Poor Initialization of Cluster Centers

Good initialization of the cluster centers is critical to good results! Consider the following figure.

bad clustering

This is an example of poor initialization! The cluster centers are not near the true values at all. (To generate this, I manually initialized the cluster centers to bad values.) This is certainly a possibility when using clustering algorithms that randomly initialize data.

How can we combat this? A simple, but effective, technique to prevent this to run the k-means algorithm for multiple trials and take the average of the final cluster centers. This way, if we have poor initialization for a few trials, they won’t affect our final results much. There are more sophisticated ways than taking an average, e.g., build a distribution over the cluster centers from all trials and get rid of any final cluster positions that are some distance away from the mean.

K-Means Convergence

Now that we’ve discussed the algorithm, there’s still a question we haven’t answered yet: How do we know the k-means algorithm will converge? To answer this question, we have to look at its cost function.

    \[ J = \displaystyle\sum_{j=1}^{k}\sum_{i\in C_j} || x_i - \mu_j ||^2 \]

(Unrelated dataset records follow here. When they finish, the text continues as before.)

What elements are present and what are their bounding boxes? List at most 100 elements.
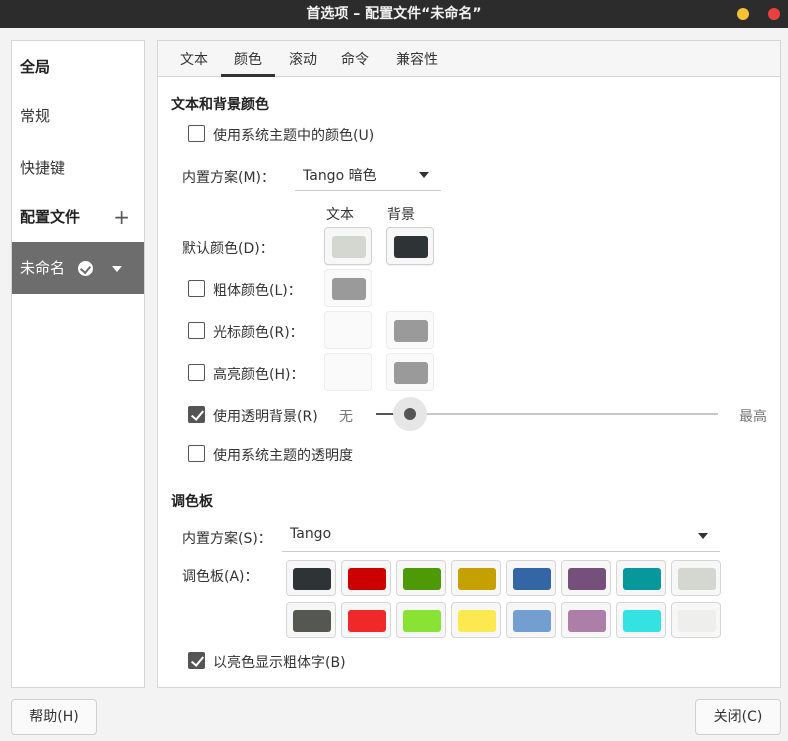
- tab-colors[interactable]: 颜色: [221, 41, 275, 77]
- palette-swatch: [568, 610, 606, 632]
- palette-swatch: [623, 568, 661, 590]
- add-profile-icon[interactable]: +: [113, 191, 130, 243]
- bold-color-checkbox[interactable]: [188, 280, 205, 297]
- palette-color-button[interactable]: [616, 602, 666, 638]
- palette-color-button[interactable]: [451, 602, 501, 638]
- palette-color-button[interactable]: [506, 602, 556, 638]
- palette-swatch: [403, 610, 441, 632]
- use-system-colors-checkbox[interactable]: [188, 125, 205, 142]
- transparency-min-label: 无: [339, 409, 353, 425]
- highlight-color-label: 高亮颜色(H)：: [213, 367, 305, 383]
- cursor-text-color-button[interactable]: [324, 311, 372, 349]
- tab-text[interactable]: 文本: [170, 41, 218, 77]
- close-button[interactable]: 关闭(C): [695, 699, 781, 735]
- sidebar-item-shortcuts[interactable]: 快捷键: [12, 142, 144, 194]
- palette-color-button[interactable]: [396, 602, 446, 638]
- transparency-max-label: 最高: [739, 409, 767, 425]
- palette-swatch: [458, 610, 496, 632]
- profile-name: 未命名: [20, 259, 66, 277]
- builtin-scheme-label: 内置方案(M)：: [182, 170, 276, 186]
- help-button[interactable]: 帮助(H): [11, 699, 97, 735]
- default-bg-color-button[interactable]: [386, 227, 434, 265]
- column-header-background: 背景: [387, 207, 415, 223]
- palette-swatch: [678, 568, 716, 590]
- sidebar-item-general[interactable]: 常规: [12, 90, 144, 142]
- tab-bar: 文本 颜色 滚动 命令 兼容性: [158, 41, 780, 77]
- palette-color-button[interactable]: [341, 602, 391, 638]
- bold-bright-checkbox[interactable]: [188, 652, 205, 669]
- palette-color-button[interactable]: [286, 602, 336, 638]
- window-title: 首选项 – 配置文件“未命名”: [306, 6, 482, 22]
- palette-swatch: [678, 610, 716, 632]
- highlight-text-color-button[interactable]: [324, 353, 372, 391]
- swatch-cursor-text: [332, 320, 366, 342]
- palette-color-button[interactable]: [341, 560, 391, 596]
- sidebar-item-profile[interactable]: 未命名: [12, 242, 144, 294]
- swatch-highlight-text: [332, 362, 366, 384]
- builtin-scheme-dropdown[interactable]: Tango 暗色: [295, 159, 441, 191]
- sidebar-profiles-label: 配置文件: [20, 208, 81, 226]
- chevron-down-icon: [698, 533, 708, 539]
- palette-swatch: [403, 568, 441, 590]
- swatch-cursor-bg: [394, 320, 428, 342]
- palette-color-button[interactable]: [286, 560, 336, 596]
- sidebar: 全局 常规 快捷键 配置文件 + 未命名: [11, 40, 145, 688]
- palette-swatch: [513, 610, 551, 632]
- tab-compatibility[interactable]: 兼容性: [386, 41, 448, 77]
- palette-scheme-value: Tango: [290, 526, 332, 542]
- palette-scheme-dropdown[interactable]: Tango: [282, 520, 720, 552]
- swatch-bold-text: [332, 278, 366, 300]
- builtin-scheme-value: Tango 暗色: [303, 168, 377, 184]
- palette-color-button[interactable]: [451, 560, 501, 596]
- use-system-colors-label: 使用系统主题中的颜色(U): [213, 128, 375, 144]
- highlight-color-checkbox[interactable]: [188, 364, 205, 381]
- highlight-bg-color-button[interactable]: [386, 353, 434, 391]
- column-header-text: 文本: [326, 207, 354, 223]
- close-window-button[interactable]: [768, 8, 780, 20]
- transparent-bg-checkbox[interactable]: [188, 406, 205, 423]
- section-title-text-bg-colors: 文本和背景颜色: [171, 97, 269, 113]
- palette-swatch: [293, 610, 331, 632]
- palette-swatch: [293, 568, 331, 590]
- palette-scheme-label: 内置方案(S)：: [182, 531, 272, 547]
- palette-swatch: [513, 568, 551, 590]
- system-transparency-label: 使用系统主题的透明度: [213, 448, 353, 464]
- cursor-color-checkbox[interactable]: [188, 322, 205, 339]
- swatch-default-bg: [394, 236, 428, 258]
- palette-swatch: [348, 610, 386, 632]
- transparency-slider-handle[interactable]: [404, 408, 416, 420]
- tab-scrolling[interactable]: 滚动: [278, 41, 328, 77]
- system-transparency-checkbox[interactable]: [188, 445, 205, 462]
- palette-color-button[interactable]: [671, 602, 721, 638]
- palette-color-button[interactable]: [616, 560, 666, 596]
- tab-command[interactable]: 命令: [331, 41, 379, 77]
- default-text-color-button[interactable]: [324, 227, 372, 265]
- bold-color-label: 粗体颜色(L)：: [213, 283, 302, 299]
- palette-swatch: [348, 568, 386, 590]
- sidebar-heading-profiles: 配置文件 +: [12, 191, 144, 243]
- default-color-label: 默认颜色(D)：: [182, 241, 274, 257]
- bold-text-color-button[interactable]: [324, 269, 372, 307]
- title-bar: 首选项 – 配置文件“未命名”: [0, 0, 788, 28]
- transparent-bg-label: 使用透明背景(R): [213, 409, 318, 425]
- palette-color-button[interactable]: [561, 560, 611, 596]
- palette-swatch: [458, 568, 496, 590]
- section-title-palette: 调色板: [171, 494, 213, 510]
- transparency-slider-track[interactable]: [376, 413, 718, 415]
- chevron-down-icon: [419, 172, 429, 178]
- palette-color-button[interactable]: [671, 560, 721, 596]
- minimize-button[interactable]: [737, 8, 749, 20]
- sidebar-heading-global: 全局: [20, 58, 51, 76]
- palette-swatch: [623, 610, 661, 632]
- cursor-bg-color-button[interactable]: [386, 311, 434, 349]
- palette-color-button[interactable]: [396, 560, 446, 596]
- palette-color-button[interactable]: [561, 602, 611, 638]
- default-profile-check-icon: [78, 261, 93, 276]
- palette-label: 调色板(A)：: [182, 569, 259, 585]
- swatch-highlight-bg: [394, 362, 428, 384]
- profile-menu-chevron-down-icon[interactable]: [112, 266, 122, 272]
- swatch-default-text: [332, 236, 366, 258]
- palette-color-button[interactable]: [506, 560, 556, 596]
- palette-swatch: [568, 568, 606, 590]
- bold-bright-label: 以亮色显示粗体字(B): [213, 655, 346, 671]
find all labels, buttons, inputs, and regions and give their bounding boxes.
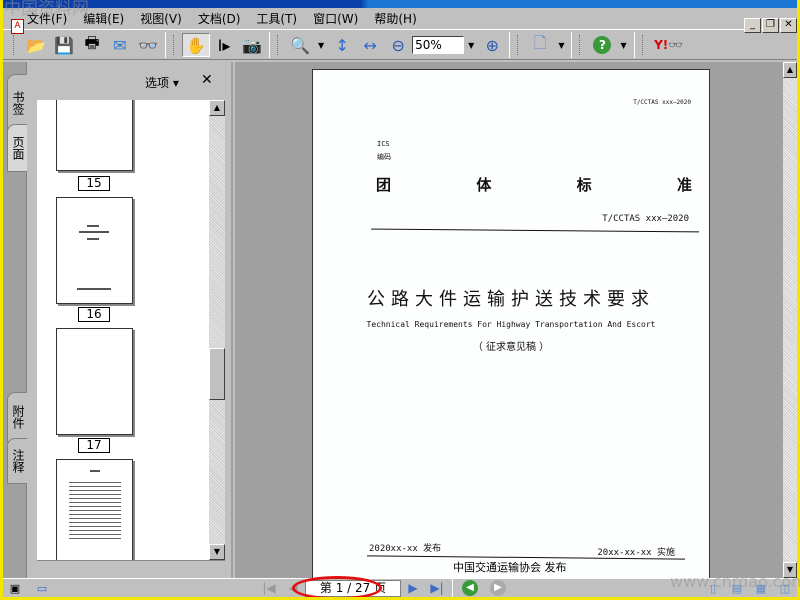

At a high level, the cost is measured by computing the sum of all points from their assigned cluster for all clusters. The cost function is at a minimum when, for each cluster, it is positioned so that the cluster center is a minimal distance from each point assigned to it.

The inner sum is over a particular cluster j. It takes the sum of the distance from all points that belong to cluster j to the cluster center of cluster j. Then the outer sum simply sums over all clusters.

We won’t really prove this, but I’ll provide an intuitive understanding as to why k-means converges and doesn’t keep iterating to infinity. The idea hinges on the fact that, at each step of the loop, the cost value at the new cluster center must be less than or equal to than the previous cluster center location. In other words, the cost is monotonically decreasing since we’re updating the centers based only on the data. Notice that the cluster centers update does not depend on the previous location! (There is a formal convergence proof that proves k-means converges in a finite number of steps, but I’ve skipped over that since the intuition is more useful than the proof.) Hence, k-means will keep iterating until the new cost value is the same as the old one. We have a conditional check for this in our code, and that’s where we break out of the loop. There may be cases where k-means takes a long time; in those cases, we could replace the infinite while loop with a finite loop that iterates until the maximum number of allowable iterations is met.

One important thing to note is that there’s no guarantee that it will converge to the right answer or even an answer that makes sense! (Theoretically, computing the global minimum, i.e., the optimal answer, is an NP-hard problem.) The only guarantee is that k-means will stop, i.e., the cluster centers will stop moving, in a finite amount of steps.

To summarize, we discussed the most popular clustering algorithm: k-means clustering. This is an intuitive algorithm that, given the number of clusters, can automatically find out where the clusters should be. First, we randomly initialize the cluster centers. Then we assign each point to its closest cluster and update the cluster center to be the mean of the set of all points assigned to it. After we perform this update, we simply re-assign each point and repeat until the algorithm converges. We discussed some critical aspects of this algorithm such as initialization and convergence. In addition, we learned some numpy tricks along the way.

In practice, the k-means algorithm is very popular and the first-used algorithm when given a clustering task.